Selagi Mbak Ika menyapu lantai kamar Iva dan merogoh kolong ranjang dengan sapu, ia menemukan sebuah amplop putih yang masih tertutup rapi. Ia raih amplop tersebut dan membolak balikannya sembari kedua alisnya mengerut. "Surat apa ya? Ini masih terbungkus rapi mungkin masih terpakai oleh Non Iva. Tapi kok ada di kolong ranjang ya? Jika sengaja dibuang nggak mungkin karena Non Iva, orangnya bersihan banget nggak mungkin buang sampah sembarangan. Bisa saja amplop ini terjatuh. Tapi...ah entahlah lanjut bersihin kamar saja karena masih banyak aktifitas lainnya yang sudah menunggu."
Satu jam kemudian...
Iva muncul dan ia langsung masuk ke kamar mengecek semua sudut yang ada di dalam ruangan tersebut untuk mencari amplop pemberian Almarhum Kakek. Tapi pencariannya tak kunjung hasil.
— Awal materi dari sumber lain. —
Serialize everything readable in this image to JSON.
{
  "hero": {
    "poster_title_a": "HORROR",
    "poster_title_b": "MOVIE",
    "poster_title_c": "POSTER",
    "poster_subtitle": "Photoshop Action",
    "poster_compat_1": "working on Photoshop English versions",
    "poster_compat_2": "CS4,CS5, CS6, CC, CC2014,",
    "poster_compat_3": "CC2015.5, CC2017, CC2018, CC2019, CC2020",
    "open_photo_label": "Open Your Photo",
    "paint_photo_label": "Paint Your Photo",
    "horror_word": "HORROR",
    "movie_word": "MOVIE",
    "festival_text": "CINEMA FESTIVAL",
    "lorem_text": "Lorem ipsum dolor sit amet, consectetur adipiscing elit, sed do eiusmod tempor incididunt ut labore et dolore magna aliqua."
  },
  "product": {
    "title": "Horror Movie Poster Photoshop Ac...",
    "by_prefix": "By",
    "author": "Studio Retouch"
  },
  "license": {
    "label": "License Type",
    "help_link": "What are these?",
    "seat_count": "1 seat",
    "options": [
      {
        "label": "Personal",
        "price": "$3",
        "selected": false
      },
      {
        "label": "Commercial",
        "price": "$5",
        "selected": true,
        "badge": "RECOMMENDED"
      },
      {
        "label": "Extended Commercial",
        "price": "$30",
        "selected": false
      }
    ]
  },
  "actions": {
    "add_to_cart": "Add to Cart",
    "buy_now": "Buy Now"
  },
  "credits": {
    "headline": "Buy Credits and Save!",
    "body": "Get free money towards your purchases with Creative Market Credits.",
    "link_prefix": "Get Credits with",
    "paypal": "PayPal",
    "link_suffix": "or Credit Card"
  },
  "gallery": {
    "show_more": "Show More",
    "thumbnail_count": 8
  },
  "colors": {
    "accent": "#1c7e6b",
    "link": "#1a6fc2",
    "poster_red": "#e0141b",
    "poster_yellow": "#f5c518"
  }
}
"Oh ya, kenapa aku nggak tanya saja ke Mbak Ika ya? Kan setiap pagi, ia yang bersihkan kamarku. Mungkin saja amplop itu terjatuh dan ia yang menemukannya."
Iva bergegas ke dapur untuk mencari keberadaan Mbak Ika yang memang saat ini sedang sibuk untuk membersihkan
dapur.
"Mbak Ika, bisa minta waktunya sebentar saja. Mbak sudah bersihkan kamar saya belum?" tanya Iva dengan tatapan menyelidik ke arah Ika.
"Sudah kok Non Iva. Memangnya ada apa ya?" tanyanya penasaran
Iva tidak ingin berlama-lama karena ia harus ke kantor apalagi ia sudah terlambat beberapa jam hanya untuk ke rumah Cakra. "Mbak nemu amplop putih yang masih tertutup rapi nggak?"
Sejenak Mbak Ika terdiam, ia hanya bisa bergumam dalam hati. "Nah kan, seperti apa yang aku pikirkan?"
"Mbak Ika, kok diam? Jangan buat aku menunggu terlalu lama karena aku masih banyak urusan kantor. Tolong jangan menyita waktu, katakan dimana suratnya?" tanya Iva sudah tidak sabar lagi untuk membaca surat pemberian Almarhum Kakek.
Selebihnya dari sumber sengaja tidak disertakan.